Through the long minutes of waiting, Orostron tried to imagine where this race could have vanished. Perhaps they had killed themselves knowing that escape was impossible; perhaps they had built great shelters in the bowels of the planet, and even now were cowering in their millions beneath his feet, waiting for the end. He began to fear that he would never know.
It was almost a relief when at last he had to give the order for the return. Soon he would know if Torkalee’s party had been more fortunate. And he was anx
ious to get back to the mother ship, for as the minutes passed the suspense had become more and more acute. There had always been the thought in his mind: What if the astronomers of Kulath have made a mistake? He would begin to feel happy when the walls of the S9000 were around him. He would be happier still when they were out in space and this ominous sun was shrinking far astern.
As soon as his colleagues had entered the airlock, Orostron hurled his tiny machine into the sky and set the controls to home on the S9000. Then he turned to his friends.
“Well, what have you found?” he asked.
Klarten produced a large roll of canvas and spread it out on the floor.
“This is what they were like,” he said quietly. “Bipeds, with only two arms.
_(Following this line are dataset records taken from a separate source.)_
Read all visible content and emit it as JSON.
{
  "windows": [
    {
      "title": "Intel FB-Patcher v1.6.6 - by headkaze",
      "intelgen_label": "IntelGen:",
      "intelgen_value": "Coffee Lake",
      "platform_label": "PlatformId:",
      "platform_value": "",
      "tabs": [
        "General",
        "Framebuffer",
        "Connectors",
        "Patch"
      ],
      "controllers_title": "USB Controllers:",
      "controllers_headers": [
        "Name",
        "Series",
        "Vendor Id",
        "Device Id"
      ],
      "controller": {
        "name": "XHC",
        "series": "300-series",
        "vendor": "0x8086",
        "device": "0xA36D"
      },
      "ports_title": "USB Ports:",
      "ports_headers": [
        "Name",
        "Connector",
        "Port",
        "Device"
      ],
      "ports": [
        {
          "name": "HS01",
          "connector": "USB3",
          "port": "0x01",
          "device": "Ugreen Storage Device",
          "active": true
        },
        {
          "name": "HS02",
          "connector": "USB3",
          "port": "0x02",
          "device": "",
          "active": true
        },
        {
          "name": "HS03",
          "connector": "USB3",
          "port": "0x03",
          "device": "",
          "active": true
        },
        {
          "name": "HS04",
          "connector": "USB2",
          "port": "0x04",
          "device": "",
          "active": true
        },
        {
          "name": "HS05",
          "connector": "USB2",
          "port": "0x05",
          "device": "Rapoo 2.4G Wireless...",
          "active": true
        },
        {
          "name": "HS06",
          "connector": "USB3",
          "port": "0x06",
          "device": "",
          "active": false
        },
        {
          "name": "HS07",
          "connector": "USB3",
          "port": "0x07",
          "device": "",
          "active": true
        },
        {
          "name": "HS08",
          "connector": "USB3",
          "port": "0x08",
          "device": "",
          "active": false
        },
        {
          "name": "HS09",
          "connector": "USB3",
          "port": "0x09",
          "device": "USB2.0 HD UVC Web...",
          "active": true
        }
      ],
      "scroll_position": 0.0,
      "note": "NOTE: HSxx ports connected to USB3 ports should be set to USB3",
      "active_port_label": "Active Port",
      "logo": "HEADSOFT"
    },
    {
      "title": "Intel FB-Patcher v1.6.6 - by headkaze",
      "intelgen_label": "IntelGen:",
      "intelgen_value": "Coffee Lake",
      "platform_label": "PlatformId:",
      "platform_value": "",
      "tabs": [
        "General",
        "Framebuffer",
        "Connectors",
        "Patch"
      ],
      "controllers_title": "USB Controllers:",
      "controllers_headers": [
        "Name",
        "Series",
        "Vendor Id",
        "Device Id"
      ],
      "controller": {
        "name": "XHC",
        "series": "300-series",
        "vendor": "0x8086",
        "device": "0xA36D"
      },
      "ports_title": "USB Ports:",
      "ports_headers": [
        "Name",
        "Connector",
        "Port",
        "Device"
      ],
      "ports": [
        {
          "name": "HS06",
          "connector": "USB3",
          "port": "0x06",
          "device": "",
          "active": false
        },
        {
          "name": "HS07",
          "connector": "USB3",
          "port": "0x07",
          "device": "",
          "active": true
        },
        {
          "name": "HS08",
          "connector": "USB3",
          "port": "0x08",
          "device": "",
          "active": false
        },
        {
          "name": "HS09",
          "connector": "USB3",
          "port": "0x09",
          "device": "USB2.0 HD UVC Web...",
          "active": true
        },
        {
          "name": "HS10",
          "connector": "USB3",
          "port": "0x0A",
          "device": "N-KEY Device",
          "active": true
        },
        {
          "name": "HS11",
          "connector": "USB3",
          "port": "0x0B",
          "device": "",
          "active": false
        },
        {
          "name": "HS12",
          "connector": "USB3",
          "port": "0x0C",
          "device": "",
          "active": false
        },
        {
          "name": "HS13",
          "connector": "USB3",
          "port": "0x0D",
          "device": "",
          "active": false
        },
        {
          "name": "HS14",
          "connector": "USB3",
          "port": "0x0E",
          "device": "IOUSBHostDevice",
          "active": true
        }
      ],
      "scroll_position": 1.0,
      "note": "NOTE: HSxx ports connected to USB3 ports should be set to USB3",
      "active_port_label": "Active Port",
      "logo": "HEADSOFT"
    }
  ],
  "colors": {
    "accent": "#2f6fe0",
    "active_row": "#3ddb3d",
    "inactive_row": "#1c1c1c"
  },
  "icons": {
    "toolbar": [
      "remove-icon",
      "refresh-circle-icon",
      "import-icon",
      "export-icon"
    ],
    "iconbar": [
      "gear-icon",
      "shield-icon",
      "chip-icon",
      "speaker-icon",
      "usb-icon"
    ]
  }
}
They seem to have managed well, in spite of that handicap. Only two eyes as well, unless there are others in the back. We were lucky to find this; it’s about the only thing they left behind.”
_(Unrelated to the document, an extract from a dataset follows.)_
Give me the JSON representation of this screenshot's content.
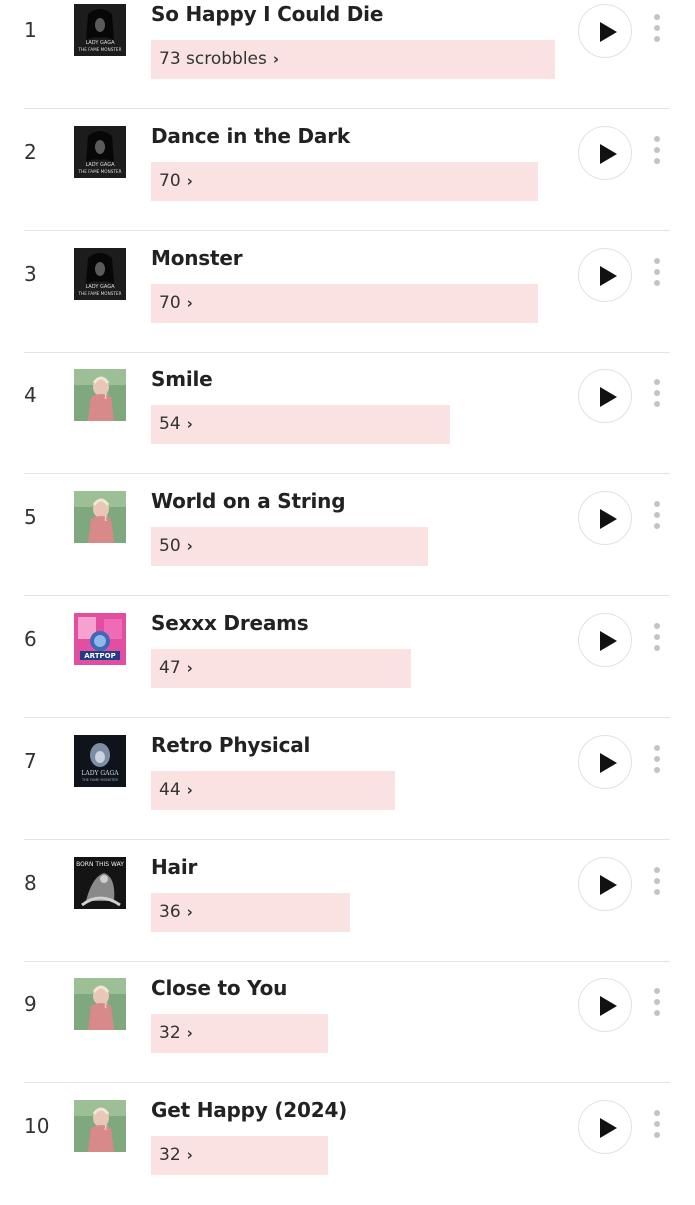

The ancient oil painting stared stonily back at the three creatures regarding it so intently. By the irony of fate, its complete worthlessness had saved it from oblivion. When the city had been evacuated, no one had bothered to move Alderman John Richards, 1909–1974. For a century and a half he had been gathering dust while far away from the old cities the new civilization had been rising to heights no earlier culture had ever known.
“That was almost all we found,” said Klarten. “The city must have been deserted for years. I’m afraid our expedition has been a failure. If there are any living beings on this world, they’ve hidden themselves too well for us to find them.”
His commander was forced to agree.
“It was an almost impossible task,” he said. “If we’d had weeks instead of hours we might have succeeded. For all we know, they may even have built shelters under the sea. No one seems to have thought of that.”